We’ll have a bit of a lull tomorrow morning, but a cold front will approach later in the day, with rain coming back ahead of that front. We’ll still be on the mild side, that is until the front comes through. Temperatures will quickly drop behind the front late Tuesday and Tuesday night but the precipitation may linger, so we will likely see rain changing to snow Tuesday night.

The NAM model shows the progression of the storm with 2 waves of rain followed by some snow. Loop provided by Tropical Tidbits.
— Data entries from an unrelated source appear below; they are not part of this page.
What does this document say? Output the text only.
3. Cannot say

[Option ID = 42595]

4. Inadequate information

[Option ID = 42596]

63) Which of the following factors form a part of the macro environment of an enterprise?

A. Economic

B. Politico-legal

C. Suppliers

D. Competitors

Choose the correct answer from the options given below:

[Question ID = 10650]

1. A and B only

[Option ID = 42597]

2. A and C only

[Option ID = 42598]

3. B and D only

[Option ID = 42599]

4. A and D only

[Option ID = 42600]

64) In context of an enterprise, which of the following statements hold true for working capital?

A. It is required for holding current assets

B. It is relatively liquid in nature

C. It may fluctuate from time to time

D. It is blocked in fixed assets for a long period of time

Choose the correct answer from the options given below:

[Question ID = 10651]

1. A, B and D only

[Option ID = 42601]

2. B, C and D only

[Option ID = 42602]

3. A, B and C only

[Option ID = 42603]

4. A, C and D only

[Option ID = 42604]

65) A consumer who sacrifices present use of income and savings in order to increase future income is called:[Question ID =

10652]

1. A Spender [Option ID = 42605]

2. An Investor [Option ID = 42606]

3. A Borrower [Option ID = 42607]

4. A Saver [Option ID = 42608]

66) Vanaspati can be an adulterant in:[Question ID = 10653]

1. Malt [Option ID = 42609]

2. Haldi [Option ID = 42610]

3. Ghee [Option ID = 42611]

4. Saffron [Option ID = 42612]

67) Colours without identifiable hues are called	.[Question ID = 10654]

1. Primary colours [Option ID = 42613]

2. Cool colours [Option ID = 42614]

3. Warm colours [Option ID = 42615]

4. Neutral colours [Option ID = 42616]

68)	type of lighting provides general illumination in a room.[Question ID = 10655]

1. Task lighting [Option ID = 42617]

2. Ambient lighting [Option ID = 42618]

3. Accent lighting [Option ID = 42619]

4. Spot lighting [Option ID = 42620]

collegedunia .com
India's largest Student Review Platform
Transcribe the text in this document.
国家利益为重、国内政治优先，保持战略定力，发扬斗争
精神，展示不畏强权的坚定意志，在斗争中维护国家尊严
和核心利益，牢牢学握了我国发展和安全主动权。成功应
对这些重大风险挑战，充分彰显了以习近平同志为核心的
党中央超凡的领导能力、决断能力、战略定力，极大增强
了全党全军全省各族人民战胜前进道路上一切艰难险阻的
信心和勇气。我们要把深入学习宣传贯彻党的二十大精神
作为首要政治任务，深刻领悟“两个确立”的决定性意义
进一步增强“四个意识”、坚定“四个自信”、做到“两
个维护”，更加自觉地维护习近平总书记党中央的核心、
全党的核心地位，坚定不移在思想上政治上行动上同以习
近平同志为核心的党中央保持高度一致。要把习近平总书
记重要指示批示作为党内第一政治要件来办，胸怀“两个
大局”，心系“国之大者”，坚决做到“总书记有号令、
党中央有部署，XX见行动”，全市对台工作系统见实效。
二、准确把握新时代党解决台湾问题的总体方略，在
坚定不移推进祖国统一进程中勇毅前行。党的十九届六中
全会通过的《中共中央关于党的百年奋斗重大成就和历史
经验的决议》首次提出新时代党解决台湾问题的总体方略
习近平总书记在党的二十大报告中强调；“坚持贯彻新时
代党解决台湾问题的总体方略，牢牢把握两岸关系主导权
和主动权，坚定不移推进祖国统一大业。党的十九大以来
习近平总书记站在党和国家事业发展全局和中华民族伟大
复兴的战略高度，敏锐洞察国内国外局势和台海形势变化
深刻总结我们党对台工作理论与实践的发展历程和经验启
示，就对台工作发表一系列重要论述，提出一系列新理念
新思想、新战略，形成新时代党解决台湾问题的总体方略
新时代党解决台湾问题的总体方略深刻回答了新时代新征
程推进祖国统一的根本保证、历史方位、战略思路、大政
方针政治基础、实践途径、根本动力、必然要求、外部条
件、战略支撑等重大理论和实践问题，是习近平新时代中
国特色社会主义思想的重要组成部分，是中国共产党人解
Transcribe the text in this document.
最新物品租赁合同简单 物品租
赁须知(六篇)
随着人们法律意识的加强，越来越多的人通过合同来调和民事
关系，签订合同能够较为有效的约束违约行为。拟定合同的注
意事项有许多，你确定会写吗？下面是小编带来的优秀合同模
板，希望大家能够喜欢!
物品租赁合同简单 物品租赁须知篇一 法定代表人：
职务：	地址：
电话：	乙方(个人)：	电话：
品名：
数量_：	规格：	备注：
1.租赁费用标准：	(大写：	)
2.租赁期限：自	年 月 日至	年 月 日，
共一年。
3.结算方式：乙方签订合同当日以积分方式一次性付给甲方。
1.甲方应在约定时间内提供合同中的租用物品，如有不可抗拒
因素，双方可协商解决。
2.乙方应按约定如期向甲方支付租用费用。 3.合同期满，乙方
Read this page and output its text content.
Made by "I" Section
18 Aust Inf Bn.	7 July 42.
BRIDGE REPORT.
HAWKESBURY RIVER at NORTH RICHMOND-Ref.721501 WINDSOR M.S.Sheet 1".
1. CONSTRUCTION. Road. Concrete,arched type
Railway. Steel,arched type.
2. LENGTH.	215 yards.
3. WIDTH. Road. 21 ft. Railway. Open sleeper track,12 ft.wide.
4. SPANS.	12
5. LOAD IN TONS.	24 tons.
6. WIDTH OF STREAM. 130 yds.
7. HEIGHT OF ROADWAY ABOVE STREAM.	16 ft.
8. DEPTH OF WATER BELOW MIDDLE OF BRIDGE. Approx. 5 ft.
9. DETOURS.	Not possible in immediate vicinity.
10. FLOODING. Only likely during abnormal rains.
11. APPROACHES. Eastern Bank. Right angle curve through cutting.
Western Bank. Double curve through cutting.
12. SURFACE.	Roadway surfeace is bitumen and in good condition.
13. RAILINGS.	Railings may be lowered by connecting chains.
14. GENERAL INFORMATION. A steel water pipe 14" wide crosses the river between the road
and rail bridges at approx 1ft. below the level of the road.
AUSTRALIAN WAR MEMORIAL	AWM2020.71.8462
On Wednesday, a little disturbance will move across the region, bringing us some additional light snow, mainly in the morning. There’s still a bit of uncertainty with this, but plan on the morning commute being impacted. We’re probably only looking at a few inches, but all it really takes to screw up the morning commute is a few flakes at all. High pressure builds in late in the day and into Thursday with drier and much colder weather.

A few inches of snow could really mess up the Wednesday morning rush hour. Image provided by Pivotal Weather.

By Friday, temperatures start to moderate again as the high slides offshore. It’ll still be chilly (it is December after all), but not quite as cold as Thursday. The weekend looks even milder once again, but that’s because we’ll have another storm system passing to our north and west, so we’re looking at another round of rain, possibly heavy once again.

Saturday could end up quite mild once again, but wet as well. Image provided by WeatherBell.

Monday: Cloudy and becoming breezy with periods of rain and showers. High 49-56.

Monday night: Cloudy and breezy with rain likely, possibly heavy at times, tapering off late at night. Temperatures hold steady or possibly rise a few degrees.

Tuesday: Cloudy and breezy with showers redeveloping late in the day. High 53-60, but temperatures start to quickly drop from northwest to southeast during the afternoon.

Tuesday night: Cloudy with rain changing to snow during the evening. Low 26-33.

Wednesday: Cloudy with light snow ending around midday. Skies clear out at night. Temperatures hold steady or drop a few degrees during the day.

Thursday: Plenty of sunshine, but cold. High 24-31.

Friday: Becoming mostly cloudy. High 32-39.

Saturday: Cloudy, breezy, and milder with rain likely. High 46-53.

Sunday: Partly to mostly cloudy and breezy, chance for a few showers. High 42-49.